Keller looked surprised. "You have a daughter? Good to know." He surged up, tipping over his desk, and Casey jumped back.

Alarms started blaring, taking both men by surprise.

A trap!

John fell back, closing the door as a partial shield against Keller's gun, and ran back down the hall. No shots were fired. No doors opened, no squads of goons jumped him. Casey reached the front door in safety, and pulled it open.

A bum stood on the stairs, reeking. He fired twice, and Casey felt the tingle of the tranq darts. "Should have taken the shoes, Colonel."

Casey sank to his knees, trying to lift his gun.

Someone pushed his arm down again. "Still with us, John?" asked Keller. "Hit him again. Then find me his daughter, she's gotta be around here somewhere. I warned you, John, you have to cut those ties. Now it's gonna cost you."

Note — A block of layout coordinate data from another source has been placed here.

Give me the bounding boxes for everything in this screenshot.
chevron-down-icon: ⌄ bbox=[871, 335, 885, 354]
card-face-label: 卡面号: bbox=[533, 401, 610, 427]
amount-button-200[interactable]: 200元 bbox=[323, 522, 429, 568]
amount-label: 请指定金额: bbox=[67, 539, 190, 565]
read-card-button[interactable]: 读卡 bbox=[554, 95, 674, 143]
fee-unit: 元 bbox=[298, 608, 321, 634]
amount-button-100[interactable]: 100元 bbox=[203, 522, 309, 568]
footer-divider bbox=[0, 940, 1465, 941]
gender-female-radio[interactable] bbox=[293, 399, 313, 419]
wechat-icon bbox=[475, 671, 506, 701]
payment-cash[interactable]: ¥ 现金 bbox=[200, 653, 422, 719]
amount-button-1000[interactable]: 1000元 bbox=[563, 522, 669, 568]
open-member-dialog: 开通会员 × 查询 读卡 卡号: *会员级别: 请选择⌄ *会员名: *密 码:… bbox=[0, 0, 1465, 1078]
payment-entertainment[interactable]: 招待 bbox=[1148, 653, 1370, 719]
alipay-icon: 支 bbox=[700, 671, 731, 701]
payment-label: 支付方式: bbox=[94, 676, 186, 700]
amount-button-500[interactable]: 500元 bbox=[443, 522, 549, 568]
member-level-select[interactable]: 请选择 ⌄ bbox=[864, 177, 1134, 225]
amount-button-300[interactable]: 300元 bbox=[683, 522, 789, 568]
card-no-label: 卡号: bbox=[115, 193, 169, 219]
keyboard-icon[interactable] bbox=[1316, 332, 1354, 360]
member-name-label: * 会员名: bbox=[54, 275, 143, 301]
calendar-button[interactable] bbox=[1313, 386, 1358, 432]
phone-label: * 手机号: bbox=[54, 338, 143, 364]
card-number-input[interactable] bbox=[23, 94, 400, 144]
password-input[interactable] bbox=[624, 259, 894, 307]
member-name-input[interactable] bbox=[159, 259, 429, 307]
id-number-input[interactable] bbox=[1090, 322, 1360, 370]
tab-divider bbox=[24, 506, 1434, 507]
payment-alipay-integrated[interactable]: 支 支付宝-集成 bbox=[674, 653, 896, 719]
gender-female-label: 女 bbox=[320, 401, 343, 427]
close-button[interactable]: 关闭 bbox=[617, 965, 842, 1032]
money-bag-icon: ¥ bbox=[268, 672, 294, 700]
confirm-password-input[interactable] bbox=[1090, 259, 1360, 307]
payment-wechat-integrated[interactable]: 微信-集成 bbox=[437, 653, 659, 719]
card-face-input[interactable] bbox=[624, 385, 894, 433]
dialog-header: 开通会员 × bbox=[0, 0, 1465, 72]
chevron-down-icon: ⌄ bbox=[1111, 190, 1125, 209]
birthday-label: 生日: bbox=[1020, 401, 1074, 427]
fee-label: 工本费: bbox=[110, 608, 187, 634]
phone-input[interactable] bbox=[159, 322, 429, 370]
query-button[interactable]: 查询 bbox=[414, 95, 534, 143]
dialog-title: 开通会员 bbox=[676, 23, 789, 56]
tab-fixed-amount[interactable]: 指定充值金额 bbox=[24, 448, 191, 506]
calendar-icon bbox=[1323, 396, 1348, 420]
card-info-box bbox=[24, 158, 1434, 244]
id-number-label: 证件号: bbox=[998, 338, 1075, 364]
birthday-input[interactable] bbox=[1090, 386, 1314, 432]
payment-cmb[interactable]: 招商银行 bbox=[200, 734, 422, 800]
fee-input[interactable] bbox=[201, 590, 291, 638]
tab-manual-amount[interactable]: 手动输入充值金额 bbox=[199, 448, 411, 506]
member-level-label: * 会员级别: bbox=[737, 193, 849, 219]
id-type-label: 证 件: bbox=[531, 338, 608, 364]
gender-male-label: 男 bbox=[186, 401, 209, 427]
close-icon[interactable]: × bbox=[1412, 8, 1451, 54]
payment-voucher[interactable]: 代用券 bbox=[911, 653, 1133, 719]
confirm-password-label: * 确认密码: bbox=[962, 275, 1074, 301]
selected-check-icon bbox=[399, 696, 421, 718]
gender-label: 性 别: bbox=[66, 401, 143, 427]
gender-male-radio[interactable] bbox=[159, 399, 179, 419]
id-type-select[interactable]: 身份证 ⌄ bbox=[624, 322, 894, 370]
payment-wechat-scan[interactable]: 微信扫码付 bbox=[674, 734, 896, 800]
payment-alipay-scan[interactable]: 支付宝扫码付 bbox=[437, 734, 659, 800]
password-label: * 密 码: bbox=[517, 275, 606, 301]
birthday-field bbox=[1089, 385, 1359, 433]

The 'bum' fired a third and final time.


When the red alert went off, Leader was as surprised as any underling, but not for long. "What has occurred, Force Leader?"

"The two women are gone, Leader. A security patrol has been found disabled. We assume one or both are armed and dangerous. Images are being distributed."

Leader looked at the files as they came in. The brunette was unfamiliar. The blonde was…"She is asleep?"

"She was brought in unconscious, Leader. Practically the first thing she did on waking was complain of the light and cover her eyes."

Not her eyes, thought Leader, or not just her eyes, bright blue as they were. Her face. Not that it would do her any good. Leader knew that face too well, and now the name to go with it. "Miss Walker. Mrs. Carmichael. How nice to make your acquaintance."